A janela ficava sempre aberta. E mesmo quando tinha chuva brava, não fechava nem me afastava, tomava-a inteirinha, os pingos entrando pelos poros da pele, piorando meu estado, mas me alegrando em parte.
Um olhar semimorto no espelho.
A pele manchada de marrom, pontinhos escuros que cresciam de um dia pro outro. Meu corpo descamando. Descarnando.
Ninguém. Ninguém. Ninguém.
A comida acabava aos poucos. Eu comia tão mínimo, umas migalhas de manhã, que duravam até o anoitecer. Mas mesmo assim acabava, ainda que todo o meu dinheiro, o último que pude ajuntar no tempo em que trabalhava, estivesse todinho lá, empregado nela, na maldita comida que minava.
Acabava e restava somente água na torneira.
Ninguém cortou a água nem me despejou, mas cortaram a luz e o telefone.
Num dia muito difícil, até quis pedir ajuda. Mas não podia mais andar e gritando não adiantava, a voz se tornara tão mínima que sumia logo debaixo do barulho lá de fora. E era, inclusive, tempo de sons pesados: caminhões, buzinas, gritos, falares ríspidos, carnaval, heavy, grunge, mangue-beat, apitos, ônibus, aparelhos comuns à construção civil, rádios AM/FM o dia inteiro, televisores na Globo, no SBT, na MTV, a cidade, enfim, toda ela, lá fora, bem longe do meu alcance.
No último momento de lucidez – uma lucidez embaçada, é verdade, mas a última –, me lembrei de uns versos de uma canção de infância:
Havia um patinho que vivia a nadar
saiu de dentro d’água e se pôs a cantar:
quá quá quá quá quá quá quá quá quá...
lá vem a cozinheira com o seu facão na mão
o pobre do patinho foi parar lá no fogão:
tchu tchu tchu tchu tchu tchu tchu tchu tchu tchu...
Não sei se era da minha infância, não sei se era coisa vista ou ouvida de outrem e guardada dentro de mim.
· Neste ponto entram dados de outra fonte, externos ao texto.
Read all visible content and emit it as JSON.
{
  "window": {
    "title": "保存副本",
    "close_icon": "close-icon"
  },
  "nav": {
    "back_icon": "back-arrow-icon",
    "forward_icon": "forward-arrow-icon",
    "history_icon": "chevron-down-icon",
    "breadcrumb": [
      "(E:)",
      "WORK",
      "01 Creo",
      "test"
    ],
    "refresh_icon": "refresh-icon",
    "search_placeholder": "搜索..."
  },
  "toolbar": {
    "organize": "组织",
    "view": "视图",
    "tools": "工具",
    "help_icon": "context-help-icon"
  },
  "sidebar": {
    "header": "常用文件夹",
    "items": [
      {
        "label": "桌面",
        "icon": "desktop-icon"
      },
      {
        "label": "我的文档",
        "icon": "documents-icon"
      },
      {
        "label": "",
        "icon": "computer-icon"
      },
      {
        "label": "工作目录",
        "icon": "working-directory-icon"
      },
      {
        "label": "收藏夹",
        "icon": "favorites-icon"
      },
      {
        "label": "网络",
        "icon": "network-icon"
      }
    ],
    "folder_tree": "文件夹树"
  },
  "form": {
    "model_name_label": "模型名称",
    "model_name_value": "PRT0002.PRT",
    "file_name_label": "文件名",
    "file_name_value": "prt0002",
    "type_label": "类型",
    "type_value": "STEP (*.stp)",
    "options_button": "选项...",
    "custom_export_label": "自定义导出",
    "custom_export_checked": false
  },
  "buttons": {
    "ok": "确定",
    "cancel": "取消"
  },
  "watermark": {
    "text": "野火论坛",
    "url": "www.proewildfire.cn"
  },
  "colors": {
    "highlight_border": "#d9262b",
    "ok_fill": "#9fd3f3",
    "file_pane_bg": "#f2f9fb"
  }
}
Mas tentei, com tanta força, tão irresponsável violência, me lembrar dos últimos versos que completavam a canção, que, sem querer, ou querendo demais lá no pântano desconhecido de mim, BUM!, tudo se arrebentou nas têmporas, e eu fui, num segundo e de uma só vez, todo todo pelos ares.
Állex Leilla
[1] Publicado na Revista Iararana (Salvador/BA) em 1998.